Afin d’étayer notre argumentation quant à la désuétude de ces appareils au-delà d’une certaine durée, la réglementation mise en vigueur par le gouvernement oblige les commerçants à changer leurs appareils une fois la défectuosité avérée. Aussi étrange que cela puisse paraître, le contrôle métrologique paraît aux antipodes de leurs soucis, d’autant plus que les commerçants que nous avons interrogés ignorent complètement l’existence d’une brigade chargée du contrôle desdits appareils de mesure. Toutefois, personne ne peut blâmer ces derniers du moment qu’aucune inspection du genre n’a eu lieu dans les marchés hebdomadaires que nous avons visités. Idem, pour les épiciers autres commerçants que nous avons sollicités pour les besoins de notre enquête.  Les commerçants ne se sentent nullement inquiétés par les agents du service de métrologie relevant de la Direction des mines et de l’industrie de la wilaya qui sont aux abonnés absents pour des raisons indéterminées. Cette carence encourage certains vendeurs malhonnêtes à abuser de la confiance de leur clientèle qui n’ose pas réagir face à des cas flagrants.
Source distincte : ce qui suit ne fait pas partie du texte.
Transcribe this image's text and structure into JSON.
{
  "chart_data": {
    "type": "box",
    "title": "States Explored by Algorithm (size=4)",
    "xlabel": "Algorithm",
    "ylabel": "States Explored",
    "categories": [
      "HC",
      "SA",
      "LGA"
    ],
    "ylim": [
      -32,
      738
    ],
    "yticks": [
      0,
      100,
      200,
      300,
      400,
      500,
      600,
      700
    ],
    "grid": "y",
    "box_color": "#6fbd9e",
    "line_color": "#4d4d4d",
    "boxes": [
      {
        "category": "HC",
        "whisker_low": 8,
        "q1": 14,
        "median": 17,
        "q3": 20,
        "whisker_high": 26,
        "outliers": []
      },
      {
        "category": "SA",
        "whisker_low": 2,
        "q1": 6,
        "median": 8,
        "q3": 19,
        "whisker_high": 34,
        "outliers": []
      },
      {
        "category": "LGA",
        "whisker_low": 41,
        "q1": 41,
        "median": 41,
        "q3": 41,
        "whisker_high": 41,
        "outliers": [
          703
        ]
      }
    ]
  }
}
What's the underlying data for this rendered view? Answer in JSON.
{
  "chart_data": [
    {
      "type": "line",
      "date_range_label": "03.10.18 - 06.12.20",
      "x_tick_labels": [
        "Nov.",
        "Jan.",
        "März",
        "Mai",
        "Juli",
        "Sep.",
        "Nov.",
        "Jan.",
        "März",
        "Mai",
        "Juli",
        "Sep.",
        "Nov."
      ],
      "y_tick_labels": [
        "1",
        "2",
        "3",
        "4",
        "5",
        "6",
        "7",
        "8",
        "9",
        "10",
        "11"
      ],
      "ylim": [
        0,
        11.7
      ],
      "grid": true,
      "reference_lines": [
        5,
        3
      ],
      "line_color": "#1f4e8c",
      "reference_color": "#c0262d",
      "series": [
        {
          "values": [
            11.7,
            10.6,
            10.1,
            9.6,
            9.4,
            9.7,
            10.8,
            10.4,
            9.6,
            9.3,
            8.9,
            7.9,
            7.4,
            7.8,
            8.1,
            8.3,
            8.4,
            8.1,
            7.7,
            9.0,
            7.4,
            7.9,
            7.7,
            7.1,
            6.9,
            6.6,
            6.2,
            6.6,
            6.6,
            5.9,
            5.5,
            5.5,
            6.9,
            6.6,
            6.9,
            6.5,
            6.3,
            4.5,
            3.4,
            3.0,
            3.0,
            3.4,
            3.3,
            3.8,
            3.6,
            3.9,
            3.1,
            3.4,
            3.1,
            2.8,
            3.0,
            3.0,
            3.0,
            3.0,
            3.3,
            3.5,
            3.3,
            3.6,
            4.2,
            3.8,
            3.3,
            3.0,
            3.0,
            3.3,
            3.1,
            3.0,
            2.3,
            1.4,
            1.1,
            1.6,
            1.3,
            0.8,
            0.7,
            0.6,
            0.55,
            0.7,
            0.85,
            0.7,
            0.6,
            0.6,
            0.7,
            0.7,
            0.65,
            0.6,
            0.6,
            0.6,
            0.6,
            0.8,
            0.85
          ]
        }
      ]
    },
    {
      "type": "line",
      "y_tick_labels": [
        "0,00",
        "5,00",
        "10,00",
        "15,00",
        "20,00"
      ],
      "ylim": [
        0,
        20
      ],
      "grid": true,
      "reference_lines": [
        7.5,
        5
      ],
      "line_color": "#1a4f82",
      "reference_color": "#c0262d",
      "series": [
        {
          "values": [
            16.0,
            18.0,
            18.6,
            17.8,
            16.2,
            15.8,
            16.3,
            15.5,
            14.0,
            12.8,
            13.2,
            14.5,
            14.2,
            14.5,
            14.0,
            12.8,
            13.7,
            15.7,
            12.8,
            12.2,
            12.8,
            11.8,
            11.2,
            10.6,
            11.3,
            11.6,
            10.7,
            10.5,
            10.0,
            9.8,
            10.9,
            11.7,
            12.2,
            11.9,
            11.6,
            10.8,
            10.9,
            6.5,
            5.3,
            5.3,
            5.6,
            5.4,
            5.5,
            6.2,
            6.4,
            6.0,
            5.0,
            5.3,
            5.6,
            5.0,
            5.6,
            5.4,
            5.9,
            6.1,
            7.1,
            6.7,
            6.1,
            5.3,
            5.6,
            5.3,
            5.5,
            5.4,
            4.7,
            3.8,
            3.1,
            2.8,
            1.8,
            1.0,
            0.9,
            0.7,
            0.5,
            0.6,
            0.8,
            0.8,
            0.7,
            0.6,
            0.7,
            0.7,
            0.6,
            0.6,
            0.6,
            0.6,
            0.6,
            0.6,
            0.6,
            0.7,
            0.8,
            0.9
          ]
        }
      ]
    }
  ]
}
L’ONML a pour mission d’être le principal acteur dans la protection de l’économie nationale à travers le contrôle de l’ensemble des instruments de mesure utilisés dans le cadre des opérations et transactions commerciales. Toutefois, le contrôle des instruments de pesage dans certains pays comme la France est attesté par une vignette verte apposée sur la balance afin qu’elle soit visible du consommateur. Dans le même registre, toute balance utilisée à des fins commerciales doit présenter une vignette verte en cours de validité. Dans le cas contraire, une vignette rouge remplace celle-ci, synonyme de non-conformité. Quant à la validité desdits appareils de mesure, deux types de vignettes (1 an et 2 ans) sont mises à la disposition des commerçants. Les vignettes de validité 2 ans sont posées uniquement sur les balances mesurant un poids égal ou inférieur à 30 kg, et qui sont utilisées pour des transactions commerciales en vente directe avec le public. Concernant les vignettes de validité 1 an, celles-ci sont posées sur tous les instruments de pesage comme celles utilisées dans le domaine médical, dans l’industrie, ainsi que les instruments de pesage supérieurs à 30 kg. Cependant, la fiabilité des balances est tributaire d’un meilleur positionnement de celles-ci, lesquelles doivent être installées de façon stable et, si elles sont destinées à la vente directe au consommateur, elles doivent être positionnées de telle manière à ce que le client puisse lire aisément le résultat de la pesée et, le cas échéant, les indications de prix. Malheureusement, ce cas de figure est rarement respecté. En effet, les commerçants se contentent de positionner leurs appareils de mesure à leur guise sans se soucier du consommateur. Le hic est que même le tableau d’affichage de la balance est quasiment invisible, sans compter l’énorme couche de poussière qui s’entasse au fil des années. Toutefois, le consommateur se doit de vérifier et réclamer une meilleure visibilité du poids et du prix qu’affiche la balance. « Je me suis fait arnaquer une fois par un vendeur installé aux abords de la RN 26, du côté d’Akbou, lequel n’a nullement respecté le poids de la quantité demandée. Il m’a refilé 4,2 kg de pommes de terre au lieu de 5 kg. Le fait est avéré une fois la pesée recomptée chez un autre commerçant. Autant dire une arnaque à ciel ouvert », regrette un père de famille. 

Dans un passé récent, les balances et les poids étaient poinçonnés pour attester que les instruments étaient homologués et répondaient à la bonne application des lois et règlements. La métrologie légale constitue un outil incontournable pour la protection des consommateurs, car elle regroupe un ensemble d’exigences et de procédures de contrôle imposées par l’État pour garantir la fiabilité des instruments de mesure. La métrologie légale, qui dépend du ministère de l’Industrie, doit être réactivée afin de parvenir vaille que vaille à assurer un service notable à travers son champ d’action et mettre le holà aux dépassements et infractions, devenus monnaie courante sur le marché des produits alimentaires.